The relevant provisions of the contract stated: "13.2 You shall not without the prior written consent of the Company directly or indirectly, either alone or jointly with or on behalf of any third party and whether as principal, manager, employee, contractor, consultant, agent or otherwise howsoever at any time within the period of six months from the Termination Date: 13.2.3 directly or indirectly engage or be concerned or interested in any business carried on in competition with any of the businesses of the Company which were carried on at the Termination Date or during the period of twelve months prior to that date and with which you were materially concerned during such period."


"13.4 If any of the restrictions or obligations contained in this clause 13 is held not to be valid as going beyond what is reasonable for the protection of the goodwill and interest of the Company … but would be valid if part of the wording were deleted, then such restriction or obligation shall apply with such modifications as may be necessary to make it enforceable." Ms Tillman argued that the non-compete clause was void for being wider than reasonably required for the protection of legitimate business interests. She argued that being "interested" in a competing business was too wide as it could prevent her from having a minority shareholding in a competitor for investment purposes.


The Court of Appeal held that the non-compete restriction was impermissibly wide, and therefore void. The court refused to sever the words "or interested" from the rest of the clause.

The Supreme Court, however, allowed the appeal, finding that although the words "interested in" did prohibit any shareholding (however large or small), these words could be severed from the restriction.

The Supreme Court went on to highlight the way in which the ‘blue pencil’ principle works. The alleged unenforceable element must be capable of being removed without the necessity of adding to or modifying the wording of what remains. Quoting from an earlier case:-

“… the courts will sever in a proper case where the severance can be performed by a blue pencil but not otherwise. To give an illustration, a covenant ‘not to carry on business in Birmingham or within 100 miles’ may be severed so as to reduce the area to Birmingham, but a covenant ‘not to carry on business within 100 miles of Birmingham’ will not be severed so as to read ‘will not carry on business in Birmingham’. The distinction seems artificial, but is I think settled.”

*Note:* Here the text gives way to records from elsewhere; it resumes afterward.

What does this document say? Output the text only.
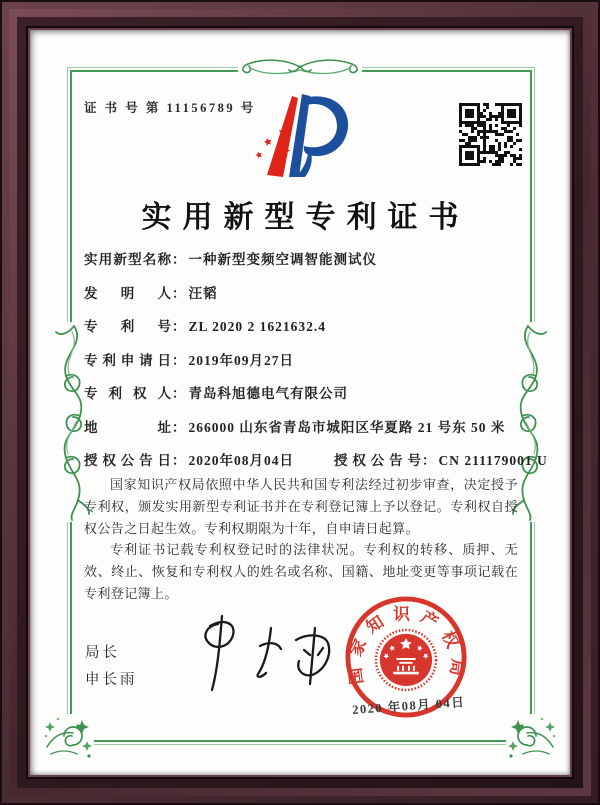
证 书 号 第 11156789 号
实用新型专利证书
实用新型名称： 一种新型变频空调智能测试仪
发明人： 汪韬
专利号： ZL 2020 2 1621632.4
专利申请日： 2019年09月27日
专利权人： 青岛科旭德电气有限公司
地址： 266000 山东省青岛市城阳区华夏路 21 号东 50 米
授权公告日： 2020年08月04日	授权公告号： CN 211179001 U

国家知识产权局依照中华人民共和国专利法经过初步审查，决定授予专利权，颁发实用新型专利证书并在专利登记簿上予以登记。专利权自授权公告之日起生效。专利权期限为十年，自申请日起算。

专利证书记载专利权登记时的法律状况。专利权的转移、质押、无效、终止、恢复和专利权人的姓名或名称、国籍、地址变更等事项记载在专利登记簿上。

局长
申长雨	国家知识产权局
2020 年08月 04日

This distinction was confirmed as being settled law. It was said to be inherent in the word “severance” itself, which means cutting things up and does not extend to adding things in. The court said these were the limits of its powers. It went to say that were it ever thought appropriate to confer on the court a power to rewrite a restraint so as to make it reasonable, it would have to be achieved by legislation along the lines of that which apparently applies in New Zealand.